Ein paar Wochen später stehen sie endlich in der Dekompressionskammer – Yuri, sein Team und der blinde Soundtechniker. Alles lief wie geplant, die Arbeit beginnt. Bis jemand plötzlich panisch bemerkt: «Moment mal, der Techniker ist blind!». Ancarani zuckt mit den Schultern. Ja. Aber jetzt seien sie nunmal die nächsten fünf Tage hier unten. Da müsse man das Beste draus machen. An die Arbeit!

Elena Filipovic lacht, als sie die Geschichte erzählt. Die Direktorin der Kunsthalle Basel kennt Dutzende solche Anekdoten und sie klingen alle gleich: Ein auf den ersten Blick unscheinbarer Italiener, der an die unmöglichsten Orte will und es immer irgendwie schafft. Wie ein richtig guter Reporter, aber mit einem Auge für das, was im gewöhnlichen Journalismus kaum Platz hat: das Sublime.

Sublim ist etwas Erhabenes, eine Anmutung von Grösse, die über das gewöhnlich Schöne hinausgeht. Googlen Sie Caspar David Friedrichs «Der Mönch». Die ewige Weite der Welt und in ihr der kleine Mensch, voller Bewunderung.

Zurück ins 21. Jahrhundert. Elena Filipovic hat Yuri Ancarani nach Basel geholt und eine Ausstellung gemacht, die sich wie Caspar David Friedrich anfühlt. Ancarani bringt das Gefühl der Romantiker zurück, diese poetische Ehrfurcht vor der Umwelt. Die aber in seinem Fall eine andere ist: Nicht mehr die Natur wird bestaunt, sondern der Mensch. Die acht Videoarbeiten, die er in der Kunsthalle zeigt, handeln alle davon: Was macht den Menschen so magisch? Da ist der braungebrannte Mann «Il Capo», der im Marmorsteinbruch die Bagger orchestriert.

Oben ohne, zerfurchtes Gesicht, Zigarette im Mundwinkel. Und um ihn herum riesige weisse Berge, die später in edle Interieurs eingebaut werden. Es wird nicht geredet, man hört nur die Maschinen, sieht das gleissende Weiss hinter der dunklen Haut. Jede Einstellung ein perfektes Bild. Ancarani brauchte Monate, um den Mann zu überzeugen.

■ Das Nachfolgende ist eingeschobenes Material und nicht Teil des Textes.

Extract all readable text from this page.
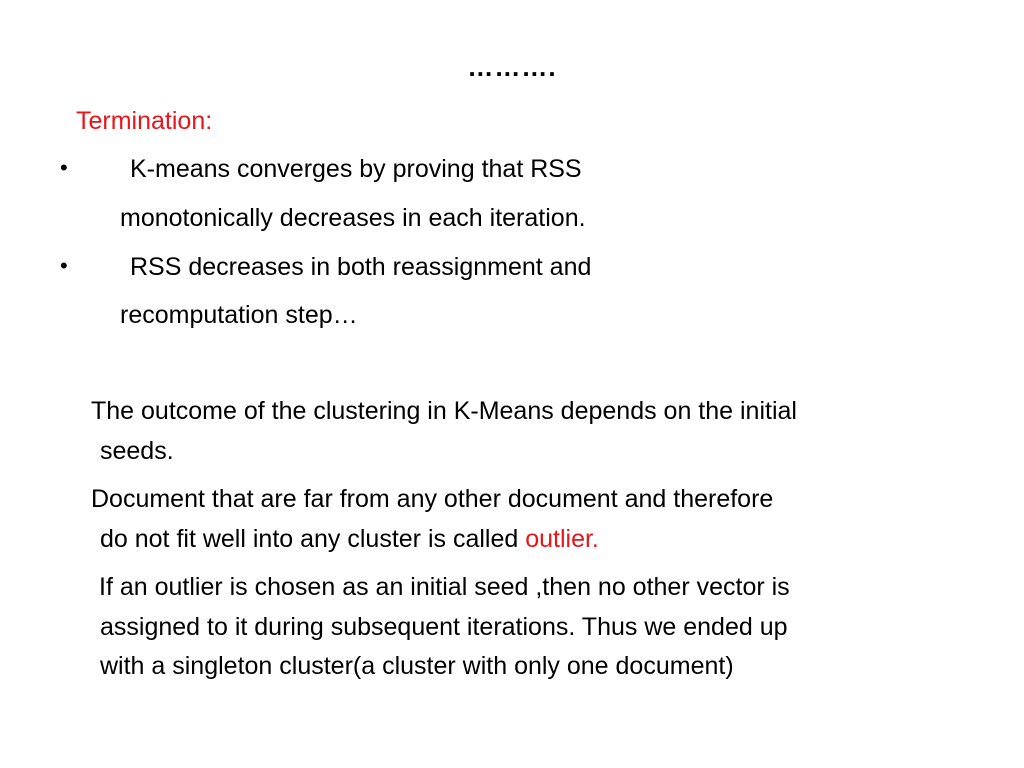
……….
Termination:
• K-means converges by proving that RSS
monotonically decreases in each iteration.
• RSS decreases in both reassignment and
recomputation step…
The outcome of the clustering in K-Means depends on the initial
seeds.
Document that are far from any other document and therefore
do not fit well into any cluster is called outlier.
If an outlier is chosen as an initial seed ,then no other vector is
assigned to it during subsequent iterations. Thus we ended up
with a singleton cluster(a cluster with only one document)
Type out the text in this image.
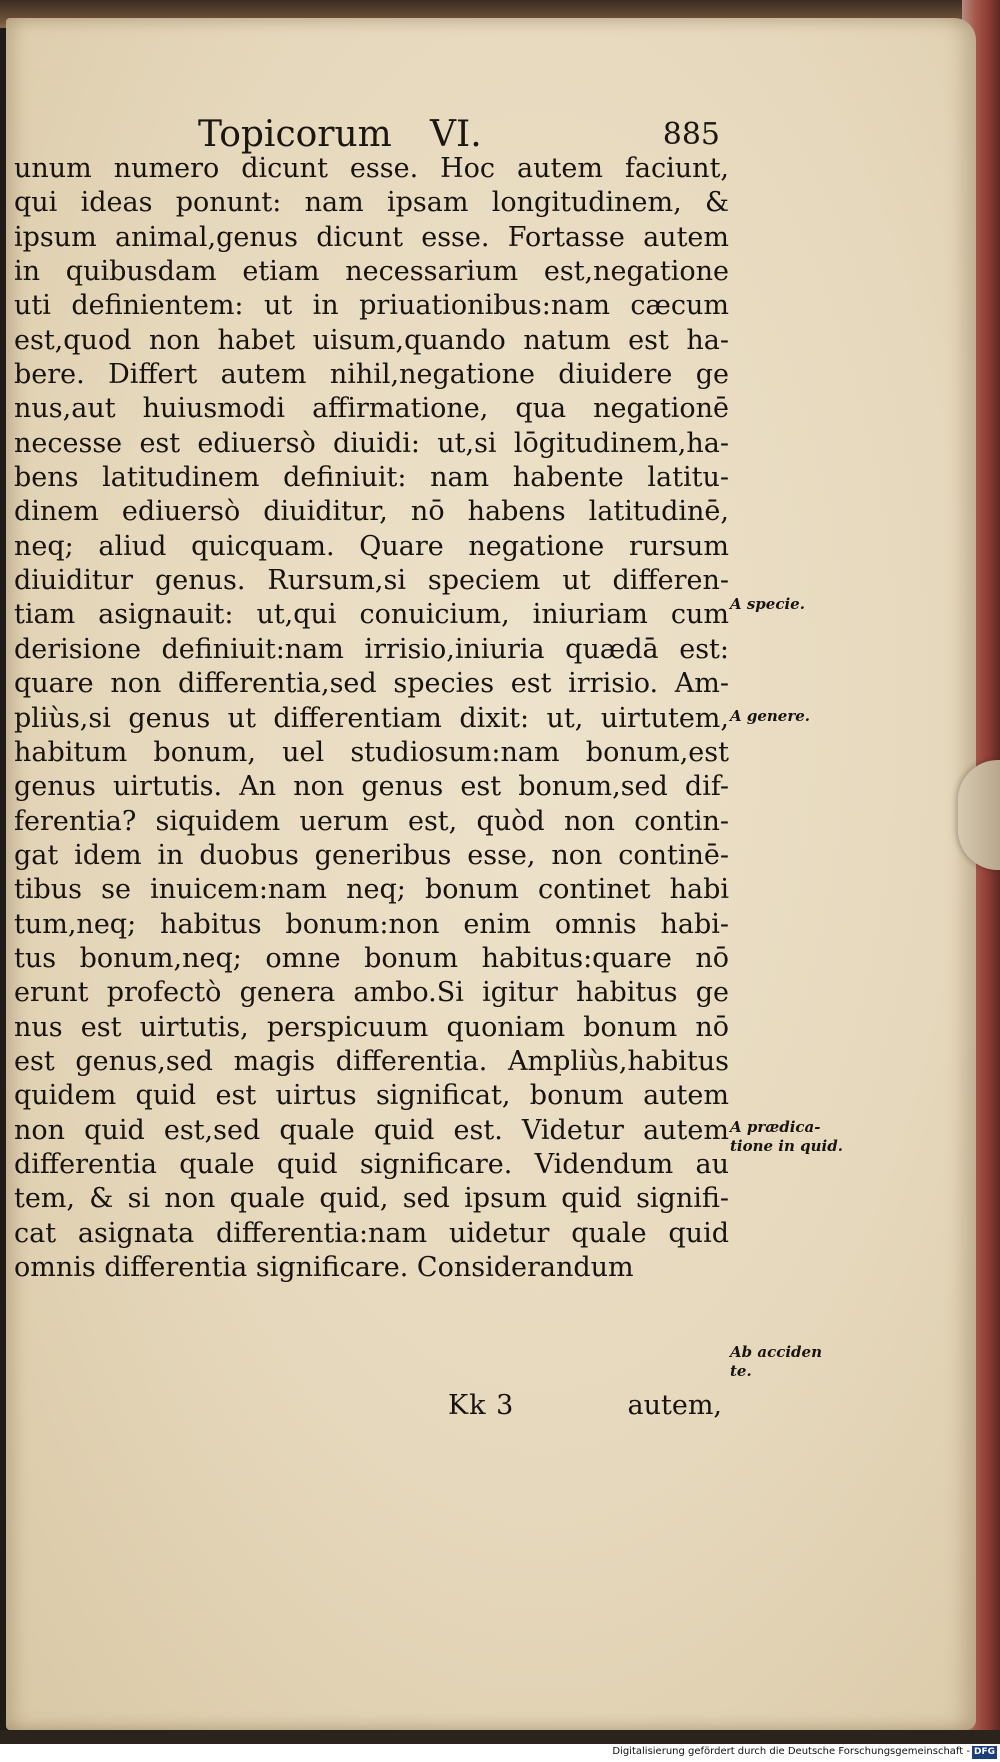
Topicorum VI.	885
unum numero dicunt esse. Hoc autem faciunt,
qui ideas ponunt: nam ipsam longitudinem, &
ipsum animal,genus dicunt esse. Fortasse autem
in quibusdam etiam necessarium est,negatione
uti definientem: ut in priuationibus:nam cæcum
est,quod non habet uisum,quando natum est ha-
bere. Differt autem nihil,negatione diuidere ge
nus,aut huiusmodi affirmatione, qua negationē
necesse est ediuersò diuidi: ut,si lōgitudinem,ha-
bens latitudinem definiuit: nam habente latitu-
dinem ediuersò diuiditur, nō habens latitudinē,
neq; aliud quicquam. Quare negatione rursum
diuiditur genus. Rursum,si speciem ut differen-
tiam asignauit: ut,qui conuicium, iniuriam cum
derisione definiuit:nam irrisio,iniuria quædā est:
quare non differentia,sed species est irrisio. Am-
pliùs,si genus ut differentiam dixit: ut, uirtutem,
habitum bonum, uel studiosum:nam bonum,est
genus uirtutis. An non genus est bonum,sed dif-
ferentia? siquidem uerum est, quòd non contin-
gat idem in duobus generibus esse, non continē-
tibus se inuicem:nam neq; bonum continet habi
tum,neq; habitus bonum:non enim omnis habi-
tus bonum,neq; omne bonum habitus:quare nō
erunt profectò genera ambo.Si igitur habitus ge
nus est uirtutis, perspicuum quoniam bonum nō
est genus,sed magis differentia. Ampliùs,habitus
quidem quid est uirtus significat, bonum autem
non quid est,sed quale quid est. Videtur autem
differentia quale quid significare. Videndum au
tem, & si non quale quid, sed ipsum quid signifi-
cat asignata differentia:nam uidetur quale quid
omnis differentia significare. Considerandum
Kk 3	autem,
A specie.
A genere.
A prædica-
tione in quid.
Ab acciden
te.
Digitalisierung gefördert durch die Deutsche Forschungsgemeinschaft - DFG
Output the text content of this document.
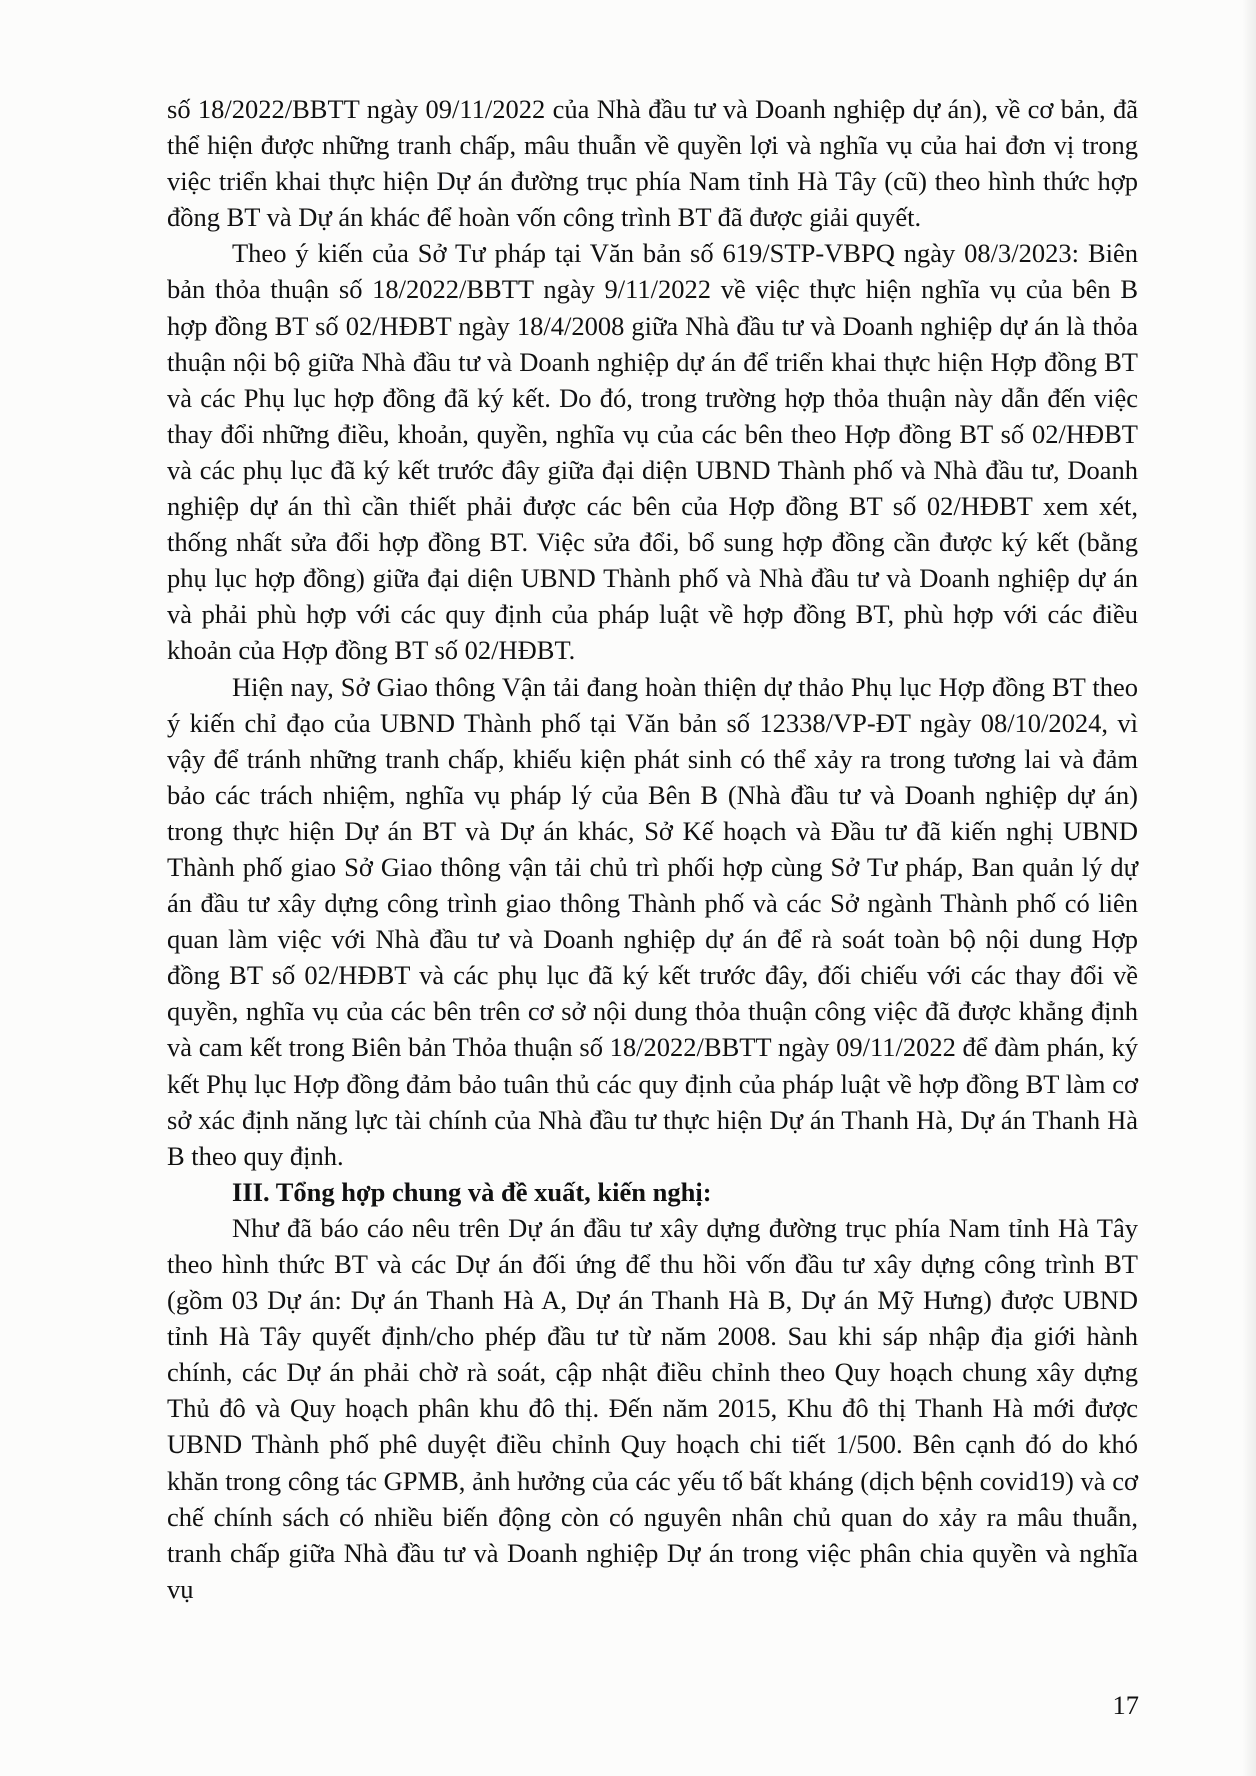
số 18/2022/BBTT ngày 09/11/2022 của Nhà đầu tư và Doanh nghiệp dự án), về cơ bản, đã thể hiện được những tranh chấp, mâu thuẫn về quyền lợi và nghĩa vụ của hai đơn vị trong việc triển khai thực hiện Dự án đường trục phía Nam tỉnh Hà Tây (cũ) theo hình thức hợp đồng BT và Dự án khác để hoàn vốn công trình BT đã được giải quyết.

Theo ý kiến của Sở Tư pháp tại Văn bản số 619/STP-VBPQ ngày 08/3/2023: Biên bản thỏa thuận số 18/2022/BBTT ngày 9/11/2022 về việc thực hiện nghĩa vụ của bên B hợp đồng BT số 02/HĐBT ngày 18/4/2008 giữa Nhà đầu tư và Doanh nghiệp dự án là thỏa thuận nội bộ giữa Nhà đầu tư và Doanh nghiệp dự án để triển khai thực hiện Hợp đồng BT và các Phụ lục hợp đồng đã ký kết. Do đó, trong trường hợp thỏa thuận này dẫn đến việc thay đổi những điều, khoản, quyền, nghĩa vụ của các bên theo Hợp đồng BT số 02/HĐBT và các phụ lục đã ký kết trước đây giữa đại diện UBND Thành phố và Nhà đầu tư, Doanh nghiệp dự án thì cần thiết phải được các bên của Hợp đồng BT số 02/HĐBT xem xét, thống nhất sửa đổi hợp đồng BT. Việc sửa đổi, bổ sung hợp đồng cần được ký kết (bằng phụ lục hợp đồng) giữa đại diện UBND Thành phố và Nhà đầu tư và Doanh nghiệp dự án và phải phù hợp với các quy định của pháp luật về hợp đồng BT, phù hợp với các điều khoản của Hợp đồng BT số 02/HĐBT.

Hiện nay, Sở Giao thông Vận tải đang hoàn thiện dự thảo Phụ lục Hợp đồng BT theo ý kiến chỉ đạo của UBND Thành phố tại Văn bản số 12338/VP-ĐT ngày 08/10/2024, vì vậy để tránh những tranh chấp, khiếu kiện phát sinh có thể xảy ra trong tương lai và đảm bảo các trách nhiệm, nghĩa vụ pháp lý của Bên B (Nhà đầu tư và Doanh nghiệp dự án) trong thực hiện Dự án BT và Dự án khác, Sở Kế hoạch và Đầu tư đã kiến nghị UBND Thành phố giao Sở Giao thông vận tải chủ trì phối hợp cùng Sở Tư pháp, Ban quản lý dự án đầu tư xây dựng công trình giao thông Thành phố và các Sở ngành Thành phố có liên quan làm việc với Nhà đầu tư và Doanh nghiệp dự án để rà soát toàn bộ nội dung Hợp đồng BT số 02/HĐBT và các phụ lục đã ký kết trước đây, đối chiếu với các thay đổi về quyền, nghĩa vụ của các bên trên cơ sở nội dung thỏa thuận công việc đã được khẳng định và cam kết trong Biên bản Thỏa thuận số 18/2022/BBTT ngày 09/11/2022 để đàm phán, ký kết Phụ lục Hợp đồng đảm bảo tuân thủ các quy định của pháp luật về hợp đồng BT làm cơ sở xác định năng lực tài chính của Nhà đầu tư thực hiện Dự án Thanh Hà, Dự án Thanh Hà B theo quy định.

III. Tổng hợp chung và đề xuất, kiến nghị:

Như đã báo cáo nêu trên Dự án đầu tư xây dựng đường trục phía Nam tỉnh Hà Tây theo hình thức BT và các Dự án đối ứng để thu hồi vốn đầu tư xây dựng công trình BT (gồm 03 Dự án: Dự án Thanh Hà A, Dự án Thanh Hà B, Dự án Mỹ Hưng) được UBND tỉnh Hà Tây quyết định/cho phép đầu tư từ năm 2008. Sau khi sáp nhập địa giới hành chính, các Dự án phải chờ rà soát, cập nhật điều chỉnh theo Quy hoạch chung xây dựng Thủ đô và Quy hoạch phân khu đô thị. Đến năm 2015, Khu đô thị Thanh Hà mới được UBND Thành phố phê duyệt điều chỉnh Quy hoạch chi tiết 1/500. Bên cạnh đó do khó khăn trong công tác GPMB, ảnh hưởng của các yếu tố bất kháng (dịch bệnh covid19) và cơ chế chính sách có nhiều biến động còn có nguyên nhân chủ quan do xảy ra mâu thuẫn, tranh chấp giữa Nhà đầu tư và Doanh nghiệp Dự án trong việc phân chia quyền và nghĩa vụ

17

Laute Haitianer, leise Scheichs

Weiter hinten in der Ausstellung: eine grosse Gruppe Haitianer, die sich in einer Zeremonie ihre «Zombies» austreiben. Laut, tanzend und singend. Dazwischen Aufnahmen von wilden Ziegen, die nachts über die Friedhöfe hüpfen, von Mausoleum zu Mausoleum. Im Raum darauf das andere Ende des Spektrums: Katarische Scheichs, die gelangweilt in prunkvollen Sälen rumsitzen, Falke auf dem Arm, Leopard an der Leine. Am Ende wird der Falke auf eine Taube losgelassen. Ein Wimpernschlag und sie ist tot. Die Scheichs lächeln triumphierend.

Es ist grosses Kino, was Ancarani hier zeigt, und grosse Kunst. Und ja, am Ende auch eine grosse Antwort: Die Möglichkeit eines solchen Blicks und unsere Fähigkeit, über das Sehen hinaus zu verstehen – das macht den Menschen magisch.

Yuri Ancarani «Sculture» Kunsthalle Basel. 9. Februar bis 29. April. www.kunsthallebasel.ch.